Here are some strengths of Global Surfaces Limited:
Has shown consistent growth and has grown from a single to multiple category stone manufacturing unit.
Has a wide product portfolio and offers multiple designs. This helps them meet the trends and changing demands of customers.
Established presence in international markets, including USA, Canada, Middle East, and Australia.
Has developed quality control processes that help them minimise losses.
In-house R&D facility that helps in new product development.
Aims at increasing its global footprint and augmenting growth in present geographies.
The company is setting up a strategically located manufacturing facility in Dubai, UAE.
Invested in the latest technology and focuses on plant automation to deliver high quality products.
Here are some risk factors associated with Global Surfaces Limited:
The business is dependent on a few customers for a majority of their revenue. Moreover, it does not enter into long term arrangements with customers and any loss in the existing customers can impact revenues significantly.
The company does not have long term arrangements with suppliers and an inability to procure the desired raw material on time can have an adverse effect on the company’s business operations and cash flows.
The company’s revenue is majorly derived from exports to the US. Any changes or instability in the US market or any restrained political relations between India and USA can adversely impact the company financials.
The business is capital-intensive. Insufficient cash flows or inability to borrow funds to meet working capital requirements can significantly impact business operations.
A delay in setting up the Proposed Facility or cost overruns regarding the same can have a material adverse impact on the business operations, growth prospects, and financial condition of the company.
The company’s office premises and units are located on leasehold bases. If the agreements are terminated or not renewed, it can materially impact the business.
The company is in the process of expanding to regions where they don’t have a significant presence or prior experience. Failure to expand to these regions can affect the sales and cash flows of the company.

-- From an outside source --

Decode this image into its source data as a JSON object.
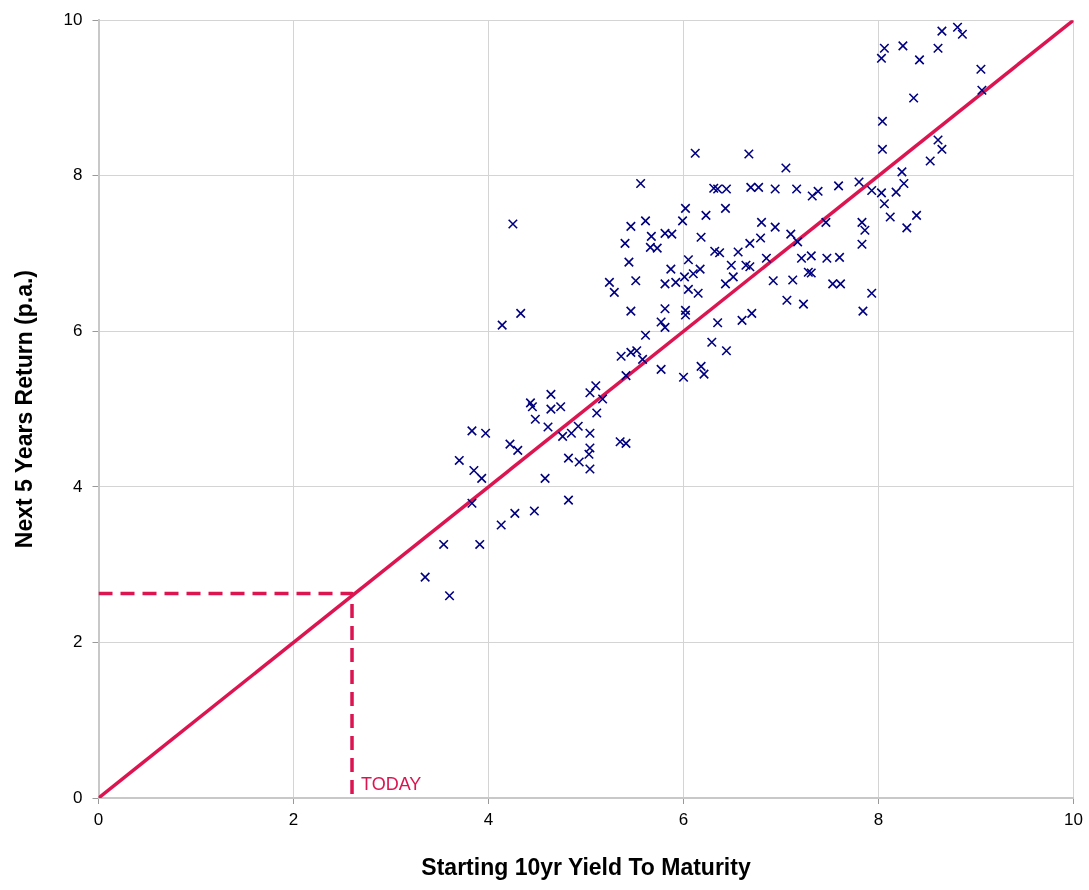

In the past, the company has entered into related party transactions and may do so in the future as well. This can potentially have conflicts of interest with equity shareholders.
The company has borrowed funds from commercial banks. An inability to make repayment can adversely affect business results and financial performance.
Through a wholly owned subsidiary, the company is setting up a Proposed Facility for manufacturing in Dubai. Such a facility may not be profitable or justify the investment, adversely impacting growth, operations, and finances.
The company, along with its promoters and directors, is party to certain legal proceedings. An unfavourable outcome in such proceedings can adversely impact the company’s reputation, operations, and cash flows.